In the last chapter of his survey of twentieth century composition, The Rest is Noise, Ross (2007: 514) admits that it is tempting to ‘see the overall trajectory’ of this musical culture as ‘one of steep decline.’ He says that, at the beginning of the twentieth century, ‘composers were cynosures on the world stage, their premieres mobbed by curiosity seekers’ (Ross, 2007: 514). In the year 2000, it was much more difficult to imagine a comparable musical event to, say, the premiere of Stravinsky’s Rite of Spring and, in the main, ‘contemporary classical composers have largely vanished from the radar of mainstream culture’ (Ross, 2007: 514).
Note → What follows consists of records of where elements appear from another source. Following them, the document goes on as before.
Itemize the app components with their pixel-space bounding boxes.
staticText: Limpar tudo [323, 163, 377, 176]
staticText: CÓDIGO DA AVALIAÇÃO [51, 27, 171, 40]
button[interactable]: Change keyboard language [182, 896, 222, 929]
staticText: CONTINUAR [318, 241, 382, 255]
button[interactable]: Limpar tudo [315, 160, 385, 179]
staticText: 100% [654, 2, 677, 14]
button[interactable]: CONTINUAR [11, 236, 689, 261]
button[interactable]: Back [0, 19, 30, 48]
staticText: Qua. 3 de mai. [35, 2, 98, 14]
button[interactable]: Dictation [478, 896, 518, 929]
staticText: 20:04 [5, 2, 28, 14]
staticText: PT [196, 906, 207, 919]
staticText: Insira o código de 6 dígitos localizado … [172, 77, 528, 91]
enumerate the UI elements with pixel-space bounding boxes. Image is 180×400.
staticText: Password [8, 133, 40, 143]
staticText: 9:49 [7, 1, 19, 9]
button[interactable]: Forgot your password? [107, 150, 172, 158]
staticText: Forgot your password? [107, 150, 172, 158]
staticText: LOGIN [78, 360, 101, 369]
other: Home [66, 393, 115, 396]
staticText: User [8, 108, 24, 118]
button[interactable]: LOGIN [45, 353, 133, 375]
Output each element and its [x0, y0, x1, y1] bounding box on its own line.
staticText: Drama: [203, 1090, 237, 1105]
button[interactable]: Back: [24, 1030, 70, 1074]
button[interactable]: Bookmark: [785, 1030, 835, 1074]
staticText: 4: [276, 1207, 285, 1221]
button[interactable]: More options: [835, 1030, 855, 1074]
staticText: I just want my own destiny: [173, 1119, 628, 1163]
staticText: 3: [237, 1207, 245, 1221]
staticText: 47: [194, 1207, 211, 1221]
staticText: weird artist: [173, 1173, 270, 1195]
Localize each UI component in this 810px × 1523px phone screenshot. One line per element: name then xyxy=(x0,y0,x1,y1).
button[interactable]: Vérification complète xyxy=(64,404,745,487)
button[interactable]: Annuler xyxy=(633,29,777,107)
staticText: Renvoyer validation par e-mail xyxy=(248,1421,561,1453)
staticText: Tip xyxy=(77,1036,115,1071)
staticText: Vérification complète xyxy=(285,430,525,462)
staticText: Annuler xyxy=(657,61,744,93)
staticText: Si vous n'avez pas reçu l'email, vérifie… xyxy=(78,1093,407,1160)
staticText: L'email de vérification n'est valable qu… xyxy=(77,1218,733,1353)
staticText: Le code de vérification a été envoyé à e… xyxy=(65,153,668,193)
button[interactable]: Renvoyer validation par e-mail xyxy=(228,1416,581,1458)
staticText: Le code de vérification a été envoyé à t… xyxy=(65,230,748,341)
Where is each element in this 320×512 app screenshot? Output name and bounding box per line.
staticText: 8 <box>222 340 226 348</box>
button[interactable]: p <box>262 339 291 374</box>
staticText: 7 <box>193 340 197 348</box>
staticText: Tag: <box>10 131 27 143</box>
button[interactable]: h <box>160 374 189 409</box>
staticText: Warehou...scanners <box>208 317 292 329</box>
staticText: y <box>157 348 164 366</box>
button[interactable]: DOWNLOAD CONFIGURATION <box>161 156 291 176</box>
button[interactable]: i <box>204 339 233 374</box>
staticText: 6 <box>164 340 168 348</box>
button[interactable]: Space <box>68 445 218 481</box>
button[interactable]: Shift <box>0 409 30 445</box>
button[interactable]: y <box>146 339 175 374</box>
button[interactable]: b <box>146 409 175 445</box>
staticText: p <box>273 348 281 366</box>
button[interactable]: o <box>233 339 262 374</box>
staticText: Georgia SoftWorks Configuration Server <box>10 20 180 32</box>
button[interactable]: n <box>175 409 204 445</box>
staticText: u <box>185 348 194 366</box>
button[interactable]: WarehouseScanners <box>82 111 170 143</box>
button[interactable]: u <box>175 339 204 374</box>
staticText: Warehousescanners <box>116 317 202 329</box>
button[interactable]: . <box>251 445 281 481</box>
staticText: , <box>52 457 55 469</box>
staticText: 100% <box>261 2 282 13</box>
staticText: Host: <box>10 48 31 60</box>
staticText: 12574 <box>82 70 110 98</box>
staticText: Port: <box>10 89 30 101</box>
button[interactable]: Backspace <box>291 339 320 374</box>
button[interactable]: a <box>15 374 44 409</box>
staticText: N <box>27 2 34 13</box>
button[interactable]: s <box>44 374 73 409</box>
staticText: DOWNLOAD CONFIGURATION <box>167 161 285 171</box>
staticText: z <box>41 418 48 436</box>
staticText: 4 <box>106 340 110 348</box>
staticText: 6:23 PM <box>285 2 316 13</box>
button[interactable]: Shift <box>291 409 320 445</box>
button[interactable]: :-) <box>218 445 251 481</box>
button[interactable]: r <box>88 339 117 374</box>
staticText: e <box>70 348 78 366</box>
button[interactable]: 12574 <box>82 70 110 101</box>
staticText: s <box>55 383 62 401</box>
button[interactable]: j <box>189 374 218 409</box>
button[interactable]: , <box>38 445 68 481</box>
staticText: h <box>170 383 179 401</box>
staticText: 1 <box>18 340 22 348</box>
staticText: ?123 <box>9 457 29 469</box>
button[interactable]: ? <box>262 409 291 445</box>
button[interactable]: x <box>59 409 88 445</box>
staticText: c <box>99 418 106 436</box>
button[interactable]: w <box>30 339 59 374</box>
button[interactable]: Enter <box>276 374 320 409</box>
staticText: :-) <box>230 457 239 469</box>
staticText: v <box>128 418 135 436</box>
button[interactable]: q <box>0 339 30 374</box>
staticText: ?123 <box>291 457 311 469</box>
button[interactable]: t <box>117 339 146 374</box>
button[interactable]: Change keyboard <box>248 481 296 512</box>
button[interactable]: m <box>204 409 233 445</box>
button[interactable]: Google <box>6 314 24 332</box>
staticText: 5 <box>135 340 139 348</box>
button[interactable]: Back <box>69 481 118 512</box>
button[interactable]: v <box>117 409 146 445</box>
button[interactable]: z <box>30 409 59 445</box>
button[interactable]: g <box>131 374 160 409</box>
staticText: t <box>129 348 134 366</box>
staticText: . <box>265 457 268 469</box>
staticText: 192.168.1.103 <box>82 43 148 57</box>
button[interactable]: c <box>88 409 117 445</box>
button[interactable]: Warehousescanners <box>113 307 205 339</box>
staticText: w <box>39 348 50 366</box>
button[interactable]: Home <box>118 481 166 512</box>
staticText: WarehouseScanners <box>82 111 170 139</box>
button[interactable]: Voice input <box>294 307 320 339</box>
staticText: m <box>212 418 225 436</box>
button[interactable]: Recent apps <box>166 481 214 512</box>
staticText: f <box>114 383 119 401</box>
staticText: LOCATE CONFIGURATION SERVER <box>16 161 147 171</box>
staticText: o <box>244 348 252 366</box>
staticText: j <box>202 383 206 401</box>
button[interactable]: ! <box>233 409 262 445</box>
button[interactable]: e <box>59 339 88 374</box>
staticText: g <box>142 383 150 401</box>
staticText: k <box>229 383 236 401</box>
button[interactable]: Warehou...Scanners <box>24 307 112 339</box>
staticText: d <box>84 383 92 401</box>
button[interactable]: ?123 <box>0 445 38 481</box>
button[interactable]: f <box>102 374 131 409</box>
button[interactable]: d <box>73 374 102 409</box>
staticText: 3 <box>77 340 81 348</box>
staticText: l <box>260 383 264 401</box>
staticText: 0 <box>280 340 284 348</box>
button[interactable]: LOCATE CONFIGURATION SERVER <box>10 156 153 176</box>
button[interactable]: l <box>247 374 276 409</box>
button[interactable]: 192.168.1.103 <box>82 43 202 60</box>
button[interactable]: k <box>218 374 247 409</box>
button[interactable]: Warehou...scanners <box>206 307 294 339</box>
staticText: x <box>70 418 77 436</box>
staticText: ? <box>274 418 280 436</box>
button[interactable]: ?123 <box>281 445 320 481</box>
It is telling that when Stockhausen died in 2007, at the age of 79, many international media outlets led their obituaries with one of the composer’s least musical claims to fame: his infamous statement, in the wake of the 9/11 terrorist attacks, that the assault on the Twin Towers constituted one of the ‘greatest works of art’ of the modern period. As to the state of art music per se, Ross (2007: 514) admits that here too

‘it might appear that classical music itself is veering toward oblivion.’ Orchestras are stuck in a ‘museum culture’ of playing the works of dead composers and pieces largely composed before 1900. And these very same orchestras are ‘playing to a dwindling cohort of ageing subscribers and would-be elitists’ (Ross, 2007: 514). But the author cautions against adopting a dismal attitude towards the state of art music:

Young audiences crowd into small halls to hear Elliott Carter’s string quartets or Xenakis’s stochastic constructions. Living composers such as Adams, Glass, Reich, and Arvo Pärt have acquired a semblance of a mass following … As the behemoth of mass culture breaks up into a melee of subcultures and niche markets, as the Internet weakens the media’s stranglehold on cultural distribution, there is reason to think that classical music, and with it new music, can find fresh audiences in far-flung places.